SUMMARY AND RECOMMENDATIONS

●Indications – Acyclovir is widely used in the treatment of herpesvirus infections, particularly herpes simplex virus (HSV) and varicella-zoster virus (VZV). (See 'Introduction' above.)

●Mechanism of action – After intracellular uptake, acyclovir is converted to acyclovir monophosphate by virally-encoded thymidine kinase; this step does not occur to any significant degree in uninfected cells and thereby lends specificity to the drug's activity. The monophosphate derivative is subsequently converted to acyclovir triphosphate, which leads to DNA chain termination. (See 'Mechanism of action' above.)

●Risk of resistance – Acyclovir-resistant herpes simplex viruses are uncommon and are typically seen in immunocompromised patients, such as bone marrow and solid organ transplant recipients and those with the AIDS. Acyclovir-resistant herpes viruses are rarely detected in the immunocompetent host. (See 'Mechanism of resistance' above.)

Herpes simplex viral isolates that are resistant to acyclovir are also resistant to valacyclovir, famciclovir, and ganciclovir. Foscarnet can be effective in this clinical scenario.
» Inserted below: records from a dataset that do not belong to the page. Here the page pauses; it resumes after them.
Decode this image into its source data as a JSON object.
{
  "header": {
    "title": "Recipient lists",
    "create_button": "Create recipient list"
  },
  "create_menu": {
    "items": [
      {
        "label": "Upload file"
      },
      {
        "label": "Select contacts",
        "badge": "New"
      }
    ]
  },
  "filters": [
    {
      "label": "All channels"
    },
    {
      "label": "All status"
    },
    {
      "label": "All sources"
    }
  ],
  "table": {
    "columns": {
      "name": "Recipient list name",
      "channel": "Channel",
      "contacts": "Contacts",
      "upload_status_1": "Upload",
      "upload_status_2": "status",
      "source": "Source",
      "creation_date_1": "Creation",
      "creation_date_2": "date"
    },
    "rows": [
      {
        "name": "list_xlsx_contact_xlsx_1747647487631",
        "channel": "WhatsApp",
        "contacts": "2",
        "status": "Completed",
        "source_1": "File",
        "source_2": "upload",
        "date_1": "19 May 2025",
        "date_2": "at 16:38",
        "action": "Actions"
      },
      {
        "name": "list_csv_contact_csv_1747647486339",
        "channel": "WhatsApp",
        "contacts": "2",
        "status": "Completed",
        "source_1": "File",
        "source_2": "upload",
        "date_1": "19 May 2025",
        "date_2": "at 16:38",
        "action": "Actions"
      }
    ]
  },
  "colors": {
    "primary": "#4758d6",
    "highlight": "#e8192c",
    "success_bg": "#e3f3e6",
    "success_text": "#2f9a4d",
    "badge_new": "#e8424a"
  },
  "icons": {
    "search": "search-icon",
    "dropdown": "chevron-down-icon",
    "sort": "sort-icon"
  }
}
●Oral versus intravenous therapy – The oral formulation of acyclovir has modest oral bioavailability and is suitable for most patients; however, the intravenous formulation should be used for serious infections (eg, herpes simplex encephalitis, disseminated varicella in an immunocompromised host). (See 'Basic pharmacokinetics' above.)

●Dose adjustments – In patients with reduced kidney function, the dose of acyclovir may need to be reduced depending upon the formulation (intravenous [IV] versus orally [PO]) and the estimated glomerular filtration rate. Detailed dosing recommendations are available in the acyclovir drug information monograph included within UpToDate.

In addition, for patients with a BMI ≥30, weight-based dosing of IV therapy should be scaled to ideal body weight (IBW) rather than actual body weight.

●Toxicity – Acyclovir is generally well tolerated. Rare complications, seen almost exclusively with intravenous therapy, include acute renal failure and neurologic toxicity (eg, agitation, tremors, delirium, hallucinations, and myoclonus). (See 'Toxicity' above.)

●Use in pregnancy – Although no controlled studies among pregnant women have been performed, large observational studies have suggested that acyclovir use during the first trimester of pregnancy is not associated with an increased risk of teratogenicity. (See 'Use in pregnancy' above.)